In mathematics, a (binary) linear code of length n > 0 and rank 0 < k < n + 1 is a linear subspace C with dimension k of the vector space
- Fn2 .
Aside: F2 = {0,1} is the field with two elements and Fn2 is the set of all n-tuples of length n over F2. Occasionally some other finite field Fq containing q > 2 elements is used, in which case the code is said to be a q-ary code (rather than a binary code). Special exceptions to the adjective 'q-ary' are binary and ternary codes (corresponding to q=2 and q=3 respectively).
Properties
By virtue of the fact that the code is a subspace of Fn, the sum c1 + c2 of two codewords in C is also a codeword (ie an element of the subspace C). Thus the entire code (which may be very large) to be represented as the span of a minimal set of codewords (known as a basis in linear algebra terms). These basis codewords are often collated in the rows of a matrix known as a generating matrix for the code C.

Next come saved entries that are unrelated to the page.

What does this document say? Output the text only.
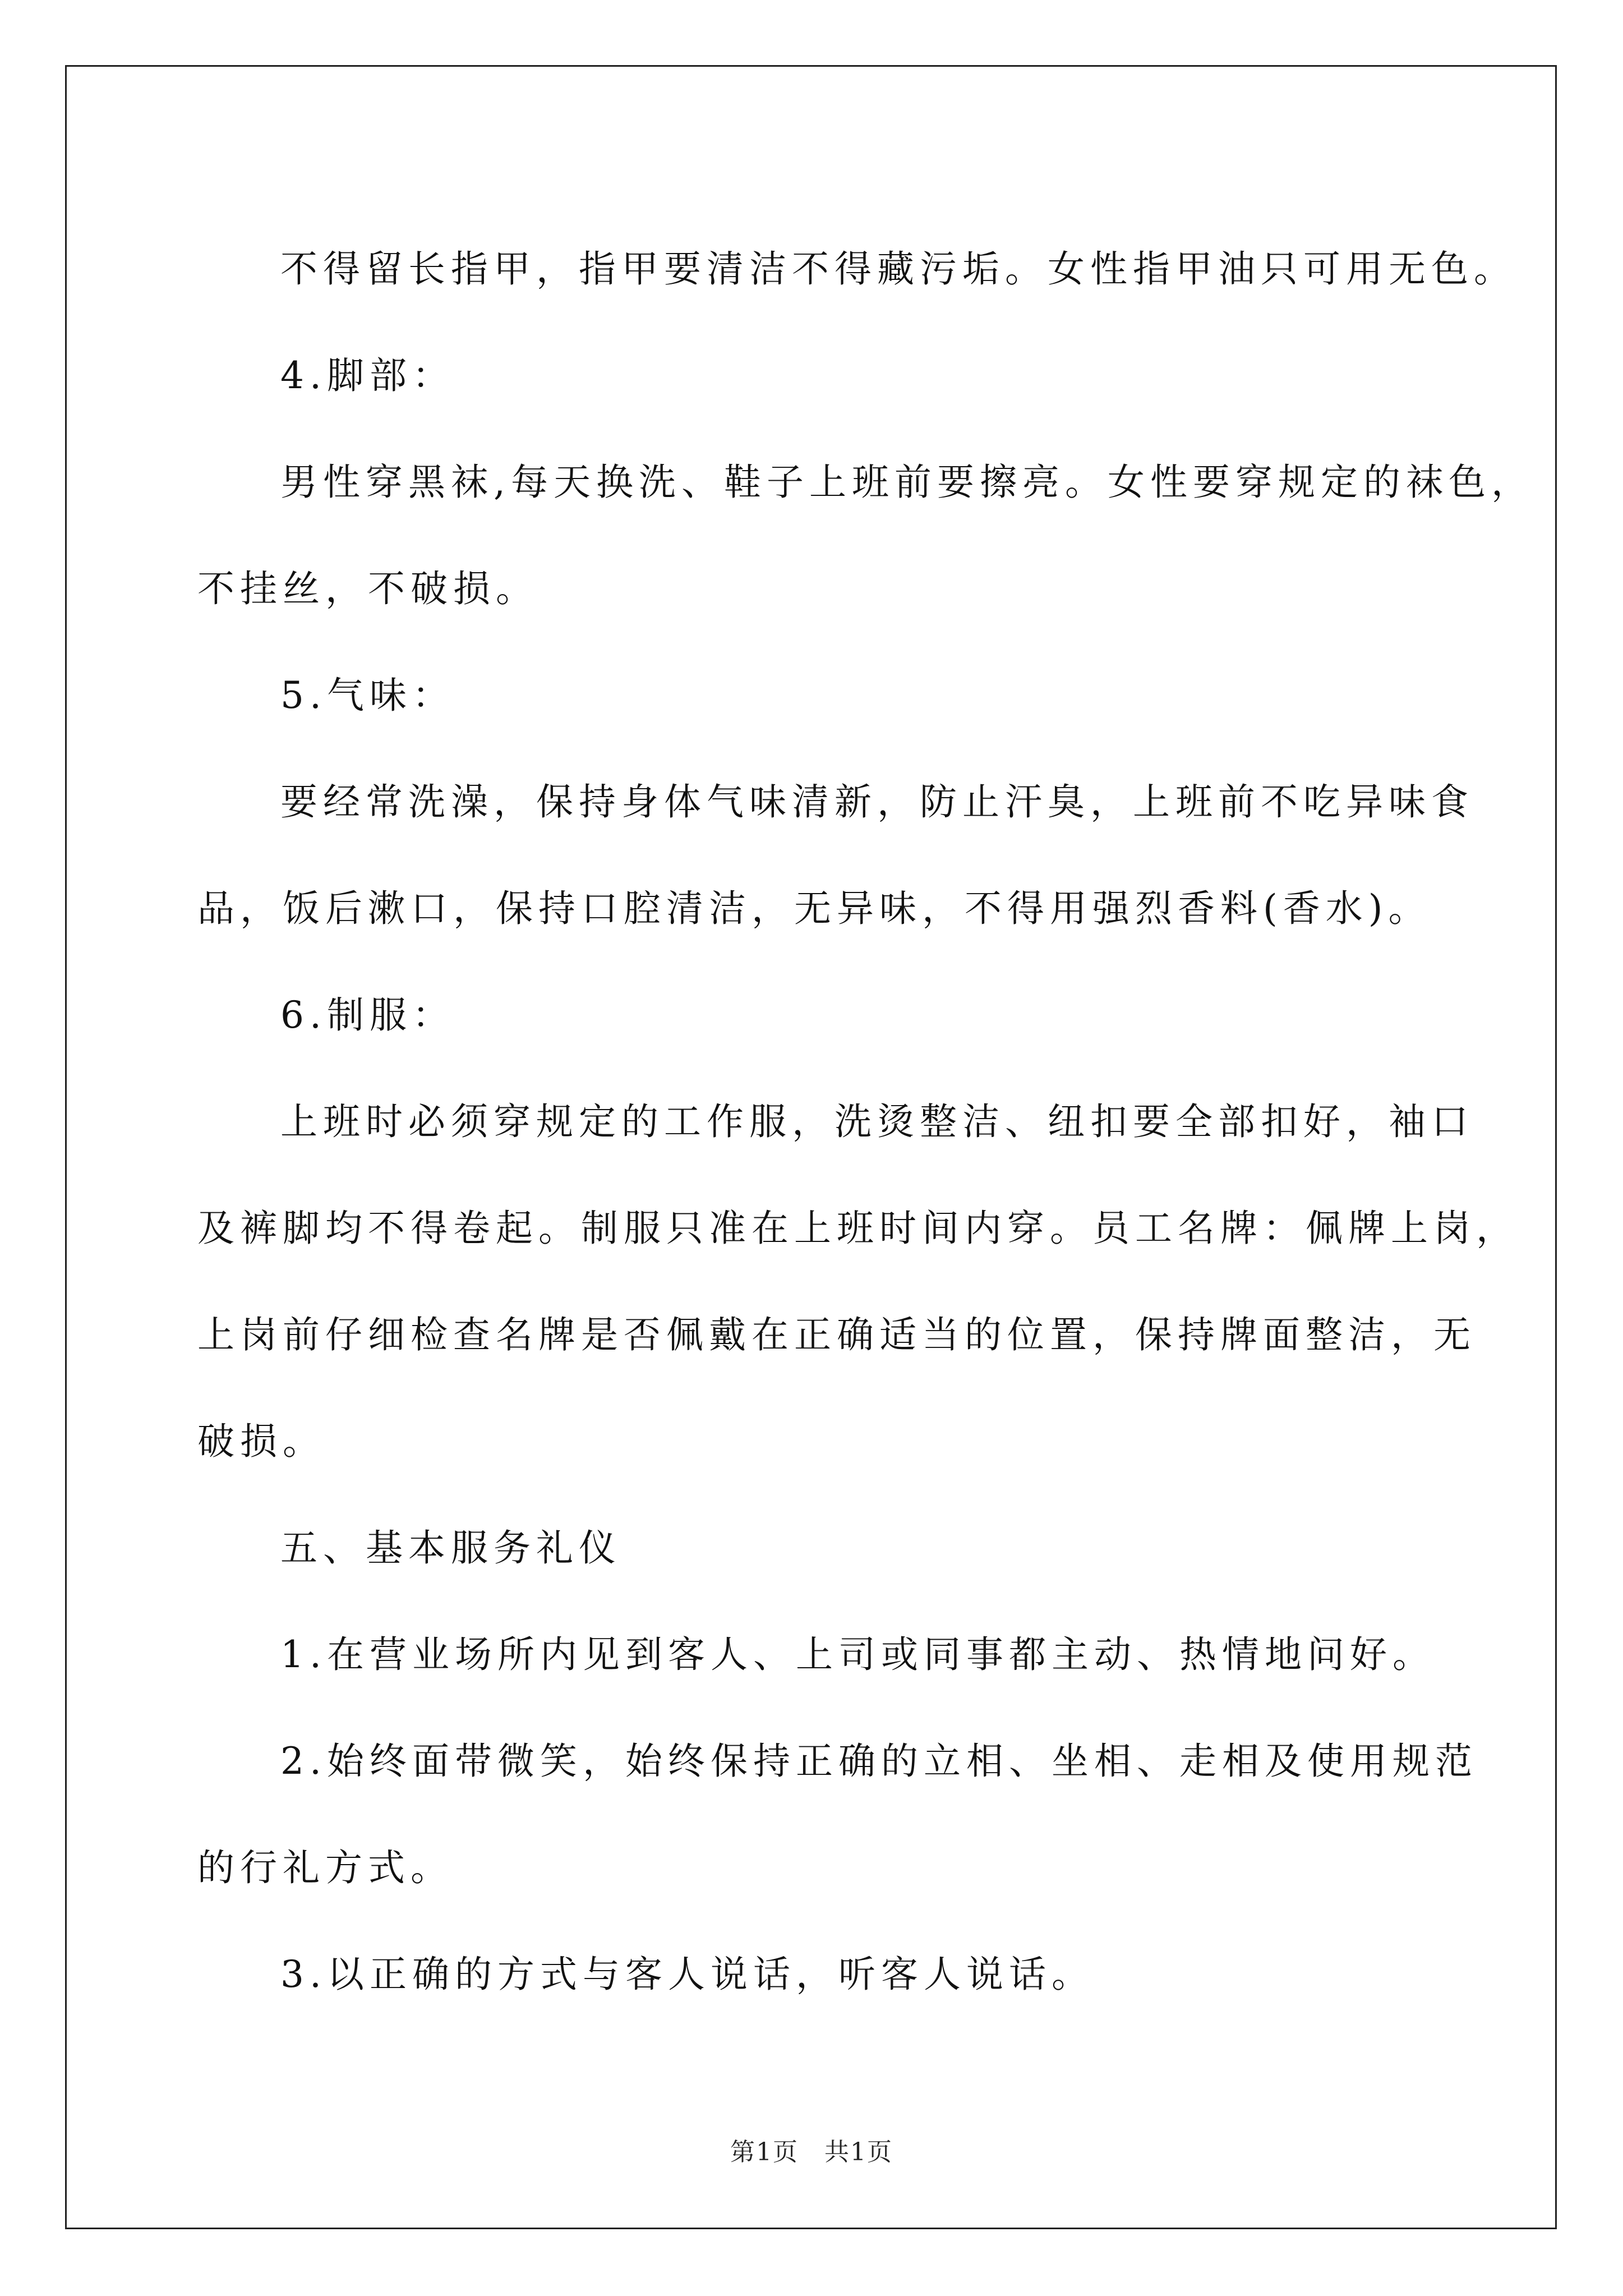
不得留长指甲，指甲要清洁不得藏污垢。女性指甲油只可用无色。

4.脚部：

男性穿黑袜,每天换洗、鞋子上班前要擦亮。女性要穿规定的袜色，
不挂丝，不破损。

5.气味：

要经常洗澡，保持身体气味清新，防止汗臭，上班前不吃异味食
品，饭后漱口，保持口腔清洁，无异味，不得用强烈香料(香水)。

6.制服：

上班时必须穿规定的工作服，洗烫整洁、纽扣要全部扣好，袖口
及裤脚均不得卷起。制服只准在上班时间内穿。员工名牌：佩牌上岗，
上岗前仔细检查名牌是否佩戴在正确适当的位置，保持牌面整洁，无
破损。

五、基本服务礼仪

1.在营业场所内见到客人、上司或同事都主动、热情地问好。

2.始终面带微笑，始终保持正确的立相、坐相、走相及使用规范
的行礼方式。

3.以正确的方式与客人说话，听客人说话。

第1页　共1页
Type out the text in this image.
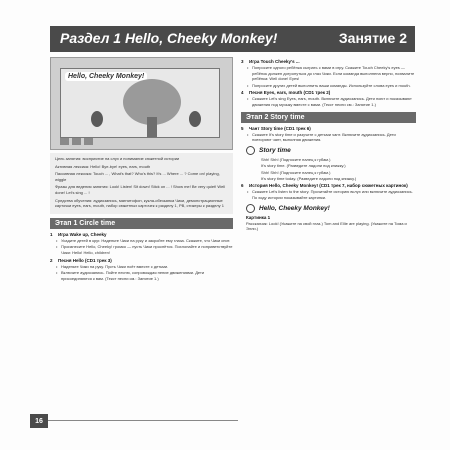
Раздел 1 Hello, Cheeky Monkey!	Занятие 2
Hello, Cheeky Monkey!
Цель занятия: восприятие на слух и понимание сюжетной истории
Активная лексика: Hello! Bye-bye! eyes, ears, mouth
Пассивная лексика: Touch ... , What's that? Who's this? It's ... Where ... ? Come on! playing, wiggle
Фразы для ведения занятия: Look! Listen! Sit down! Stick on ... ! Show me! Be very quiet! Well done! Let's sing ... !
Средства обучения: аудиозапись, магнитофон, кукла-обезьянка Чики, демонстрационные карточки eyes, ears, mouth, набор сюжетных карточек к разделу 1, PB, стикеры к разделу 1
Этап 1 Circle time
1 Игра Wake up, Cheeky
• Усадите детей в круг. Наденьте Чики на руку и закройте ему глаза. Скажите, что Чики спит.
• Произнесите Hello, Cheeky! громко — пусть Чики проснётся. Похлопайте и поприветствуйте Чики: Hello! Hello, children!
2 Песня Hello (CD1 трек 3)
• Наденьте Чики на руку. Пусть Чики поёт вместе с детьми.
• Включите аудиозапись. Пойте песню, сопровождая пение движениями. Дети присоединяются к вам. (Текст песни см.: Занятие 1.)
3 Игра Touch Cheeky's ...
• Попросите одного ребёнка сыграть с вами в игру. Скажите Touch Cheeky's eyes — ребёнок должен дотронуться до глаз Чики. Если команда выполнена верно, похвалите ребёнка: Well done! Eyes!
• Попросите других детей выполнить ваши команды. Используйте слова eyes и mouth.
4 Песня Eyes, ears, mouth (CD1 трек 2)
• Скажите Let's sing Eyes, ears, mouth. Включите аудиозапись. Дети поют и показывают движения под музыку вместе с вами. (Текст песни см.: Занятие 1.)
Этап 2 Story time
5 Чант Story time (CD1 трек 6)
• Скажите It's story time и разучите с детьми чант. Включите аудиозапись. Дети повторяют чант, выполняя движения.
Story time
Shh! Shh! (Подносите палец к губам.)
It's story time. (Разведите ладони под книжку.)
Shh! Shh! (Подносите палец к губам.)
It's story time today. (Разведите ладони под книжку.)
6 История Hello, Cheeky Monkey! (CD1 трек 7, набор сюжетных картинок)
• Скажите Let's listen to the story. Прочитайте историю вслух или включите аудиозапись. По ходу истории показывайте картинки.
Hello, Cheeky Monkey!
Картинка 1
Рассказчик: Look! (Укажите на свой глаз.) Tom and Ellie are playing. (Укажите на Тома и Элли.)
16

The subspace definition also gives rise to the important property that the minimum Hamming distance between codewords is simply the minimum Hamming weight of all codewords since:
- d (c1 , c2 ) = d (c1 + c2 , 0 )
implying:
- min c1 , c2 in C { d (c1 , c2 ) } = min c1 , c2 in C { d (c1 + c2 , 0 ) } = min c1 in C { d ( c1 , 0 ) }
The motivation behind creating linear codes is to allow for syndrome decoding.
Popular notation
Codes in general are often denoted by the letter C. A linear code of length n, rank k (ie having k codewords in its basis and k rows in its generating matrix) and minimum Hamming weight d is referred to as an (n.k,d) code.
Remark: this is not to be confused with the notation [n,r,d] to denote a non-linear code of length n, size r (ie having r codewords) and minimum Hamming distance d.